Il consigliere Febbo (Forza Italia): «Abbiamo dovuto cambiare il progetto perché era stato bocciato» Ci sarà un’unica seggiovia e l’impianto di innevamento artificiale verrà realizzato a Passo Lanciano
CHIETI. «Dispiace constatare come vengano rilasciate dichiarazioni senza aver prima assunto seppur minime informazioni». Così Mauro Febbo, capogruppo di Forza Italia in consiglio regionale, replicando alle accuse di immobilismo mosse dal senatore Luciano D’Alfonso e dal presidente della Provincia di Chieti Francesco Menna sui ritardi per i lavori di viabilità e fruibilità turistica del comprensorio sciistico della Maielletta. «Le opere si riferiscono a interventi compresi in un finanziamento Masterplan, dell’importo di 20 milioni e 200 mila euro, caratterizzati da una forte complessità attuativa», spiega Febbo durante una conferenza stampa alla quale hanno preso parte anche il sindaco di Rapino Rocco Micucci e il consigliere provinciale Maurizio Costa. «Complessità legata ad interventi che comprendono seggiovie, impianto di innevamento, istituzione e gestione di uno ski-pass unico, il recupero dell’edificio polifunzionale, la valorizzazione del patrimonio esistente e la realizzazione di parcheggi per i quali era prevista la realizzazione di aree di sosta in quota, sia a Passo Lanciano che a Mammarosa», continua il capogruppo di FI.

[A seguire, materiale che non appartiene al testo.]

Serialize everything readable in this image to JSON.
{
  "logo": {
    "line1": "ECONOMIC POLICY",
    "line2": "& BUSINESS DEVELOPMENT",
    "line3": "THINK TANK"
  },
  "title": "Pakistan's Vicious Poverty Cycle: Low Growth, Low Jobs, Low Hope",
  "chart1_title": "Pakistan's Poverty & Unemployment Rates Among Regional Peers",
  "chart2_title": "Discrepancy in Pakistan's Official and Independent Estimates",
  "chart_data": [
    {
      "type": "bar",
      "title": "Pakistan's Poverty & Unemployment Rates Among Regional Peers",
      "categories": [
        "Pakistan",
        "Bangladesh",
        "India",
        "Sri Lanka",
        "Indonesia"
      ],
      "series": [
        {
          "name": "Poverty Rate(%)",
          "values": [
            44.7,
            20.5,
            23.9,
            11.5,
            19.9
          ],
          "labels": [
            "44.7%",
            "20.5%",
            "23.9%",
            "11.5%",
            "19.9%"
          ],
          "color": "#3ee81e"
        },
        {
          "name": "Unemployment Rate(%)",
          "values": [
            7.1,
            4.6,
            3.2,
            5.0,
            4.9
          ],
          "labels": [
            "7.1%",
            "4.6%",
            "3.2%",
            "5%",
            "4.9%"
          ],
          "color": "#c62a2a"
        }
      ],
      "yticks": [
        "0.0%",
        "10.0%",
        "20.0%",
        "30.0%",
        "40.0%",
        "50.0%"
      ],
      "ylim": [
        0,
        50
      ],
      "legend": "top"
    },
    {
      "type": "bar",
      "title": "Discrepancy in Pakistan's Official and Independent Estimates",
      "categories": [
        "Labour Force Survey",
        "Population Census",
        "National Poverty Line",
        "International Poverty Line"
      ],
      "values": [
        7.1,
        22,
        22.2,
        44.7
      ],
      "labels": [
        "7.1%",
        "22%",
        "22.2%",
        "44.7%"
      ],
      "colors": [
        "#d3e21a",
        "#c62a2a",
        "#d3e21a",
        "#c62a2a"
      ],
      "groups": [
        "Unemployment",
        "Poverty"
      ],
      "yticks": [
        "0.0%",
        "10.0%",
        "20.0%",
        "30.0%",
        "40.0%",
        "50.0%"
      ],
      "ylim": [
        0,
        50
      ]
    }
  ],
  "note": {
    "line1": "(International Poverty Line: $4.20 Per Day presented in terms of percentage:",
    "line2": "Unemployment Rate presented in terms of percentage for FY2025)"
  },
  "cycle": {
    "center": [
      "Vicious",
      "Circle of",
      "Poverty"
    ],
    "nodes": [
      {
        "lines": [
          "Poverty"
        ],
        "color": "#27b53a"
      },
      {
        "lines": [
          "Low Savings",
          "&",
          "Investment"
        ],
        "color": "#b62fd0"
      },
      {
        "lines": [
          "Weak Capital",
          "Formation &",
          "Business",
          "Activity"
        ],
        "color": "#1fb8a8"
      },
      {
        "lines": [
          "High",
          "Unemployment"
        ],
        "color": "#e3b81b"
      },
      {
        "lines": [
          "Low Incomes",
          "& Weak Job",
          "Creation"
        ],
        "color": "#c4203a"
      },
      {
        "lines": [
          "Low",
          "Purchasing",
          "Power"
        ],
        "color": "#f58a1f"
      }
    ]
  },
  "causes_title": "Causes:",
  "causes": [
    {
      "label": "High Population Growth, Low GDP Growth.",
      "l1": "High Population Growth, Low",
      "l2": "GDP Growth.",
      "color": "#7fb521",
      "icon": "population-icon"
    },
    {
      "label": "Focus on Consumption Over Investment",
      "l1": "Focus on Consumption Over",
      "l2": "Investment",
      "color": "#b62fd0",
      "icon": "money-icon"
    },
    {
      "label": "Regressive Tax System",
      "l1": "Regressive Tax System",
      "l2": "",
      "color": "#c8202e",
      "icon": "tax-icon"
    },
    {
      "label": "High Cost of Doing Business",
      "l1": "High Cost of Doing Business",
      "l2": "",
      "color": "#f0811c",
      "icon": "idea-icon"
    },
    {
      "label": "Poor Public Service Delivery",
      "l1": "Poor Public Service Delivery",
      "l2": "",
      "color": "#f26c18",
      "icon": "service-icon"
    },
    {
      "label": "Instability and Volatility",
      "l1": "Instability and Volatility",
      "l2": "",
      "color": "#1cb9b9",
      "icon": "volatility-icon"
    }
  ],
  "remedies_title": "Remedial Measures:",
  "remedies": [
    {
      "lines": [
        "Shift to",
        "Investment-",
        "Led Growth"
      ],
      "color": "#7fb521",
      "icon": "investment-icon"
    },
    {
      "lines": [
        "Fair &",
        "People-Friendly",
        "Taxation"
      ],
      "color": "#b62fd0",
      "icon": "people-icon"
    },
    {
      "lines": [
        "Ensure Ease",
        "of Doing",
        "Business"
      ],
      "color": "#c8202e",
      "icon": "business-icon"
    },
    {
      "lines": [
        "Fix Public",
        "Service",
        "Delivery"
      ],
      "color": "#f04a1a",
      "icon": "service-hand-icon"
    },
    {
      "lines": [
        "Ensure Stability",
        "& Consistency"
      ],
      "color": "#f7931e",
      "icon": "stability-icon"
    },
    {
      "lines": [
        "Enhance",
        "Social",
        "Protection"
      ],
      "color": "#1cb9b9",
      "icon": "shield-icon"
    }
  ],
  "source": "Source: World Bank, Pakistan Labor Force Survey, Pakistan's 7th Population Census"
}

«Una previsione in contrasto con le norme di salvaguardia del comprensorio, siamo dovuti intervenire sia per superare la bocciatura da parte dell’Ente Parco circa le due sciovie con riprogrammazione del sistema di collegamento, costituito ora da un solo impianto seggioviario, sia per quanto riguarda il progetto riguardante l’impianto di innevamento, dove, in luogo dello stazzo di Roccamorice, è stata individuata un’area in località Passo Lanciano con realizzazione di un bacino che, oltre alla funzione di accumulo, abbia anche quella antincendio e ludica, durante i mesi estivi, attraverso la creazione di un parco ricreativo. E solo grazie al lavoro di confronto ed analisi delle alternative, svolto con il contributo degli enti interessati, è stato possibile individuare nuove soluzioni come la realizzazione di aree di scambio lungo le direttrici di avvicinamento al comprensorio, in territorio di Pretoro, Lettomanoppello e Roccamorice con il previsto ausilio di bus navetta. Va inoltre ricordato come, in seguito alla pandemia del 2020, la giunta regionale, in accordo con il governo nazionale, abbia previsto di posticipare, salve le spese di progettazione, la concessione dei fondi Masterplan. Somme che saranno comunque restituite all’approvazione dei progetti e all’emissione dei relativi bandi, in una fase che confidiamo di chiudere entro il prossimo mese di giugno».